Camera vs screenshot — the verdict

The current screenshot.sh uses PowerShell's System.Windows.Forms CopyFromScreen (GDI+). It captures the primary Windows screen from WSL and saves to workspace/screen.png. The LLM then reads a lossless PNG of exactly what is on screen.

A physical camera pointed at the monitor introduces: moire (pixel grid × sensor grid interference), glare from ambient light, barrel/perspective distortion unless optically aligned, JPEG compression artifacts, and typically lower effective resolution than the monitor itself (a 1080p webcam against a 4K screen loses 4× pixels). For reading rendered HTML — fonts, layout, link states, error badges — these artifacts cause meaningful LLM accuracy loss.

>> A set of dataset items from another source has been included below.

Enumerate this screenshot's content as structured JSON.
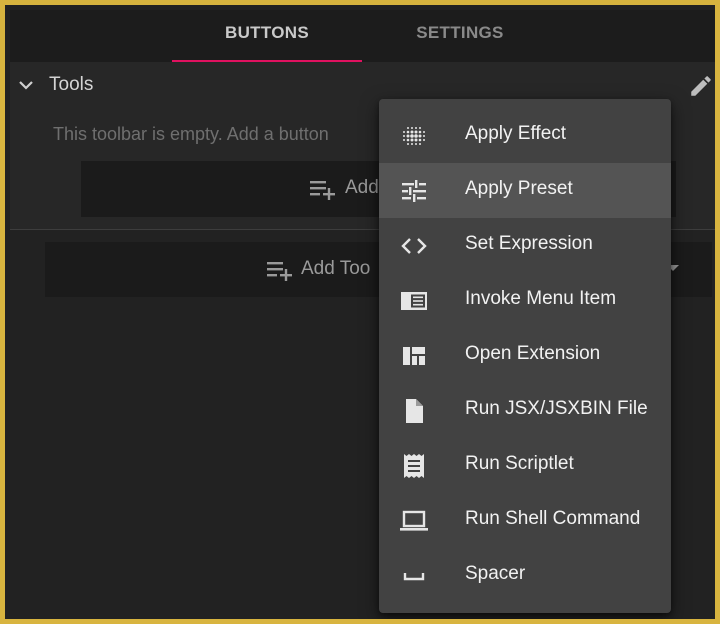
{
  "tabs": [
    {
      "label": "BUTTONS",
      "active": true
    },
    {
      "label": "SETTINGS",
      "active": false
    }
  ],
  "accent_color": "#e0115f",
  "frame_color": "#d8b43f",
  "section": {
    "title": "Tools",
    "empty_message": "This toolbar is empty. Add a button",
    "add_button_label": "Add",
    "add_toolbar_label": "Add Too"
  },
  "icons": {
    "chevron": "chevron-down-icon",
    "edit": "pencil-icon",
    "add": "playlist-add-icon",
    "dropdown": "caret-down-icon"
  },
  "menu": {
    "highlighted_index": 1,
    "items": [
      {
        "label": "Apply Effect",
        "icon": "dots-grid-icon"
      },
      {
        "label": "Apply Preset",
        "icon": "sliders-icon"
      },
      {
        "label": "Set Expression",
        "icon": "code-brackets-icon"
      },
      {
        "label": "Invoke Menu Item",
        "icon": "menu-panel-icon"
      },
      {
        "label": "Open Extension",
        "icon": "dashboard-layout-icon"
      },
      {
        "label": "Run JSX/JSXBIN File",
        "icon": "file-icon"
      },
      {
        "label": "Run Scriptlet",
        "icon": "receipt-icon"
      },
      {
        "label": "Run Shell Command",
        "icon": "laptop-icon"
      },
      {
        "label": "Spacer",
        "icon": "space-bar-icon"
      }
    ]
  }
}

Camera is only better when the PowerShell path structurally cannot reach the target:

Capture target Best method
Browser window, VS Code, terminal screenshot.sh (GDI+)
Secondary physical monitor screenshot.sh with AllScreens loop
Phone/tablet screen scrcpy → virtual display → screenshot
Physical paper/hardware Camera (no alternative)
Kiosk OS or DRM-locked content Camera (capture APIs blocked)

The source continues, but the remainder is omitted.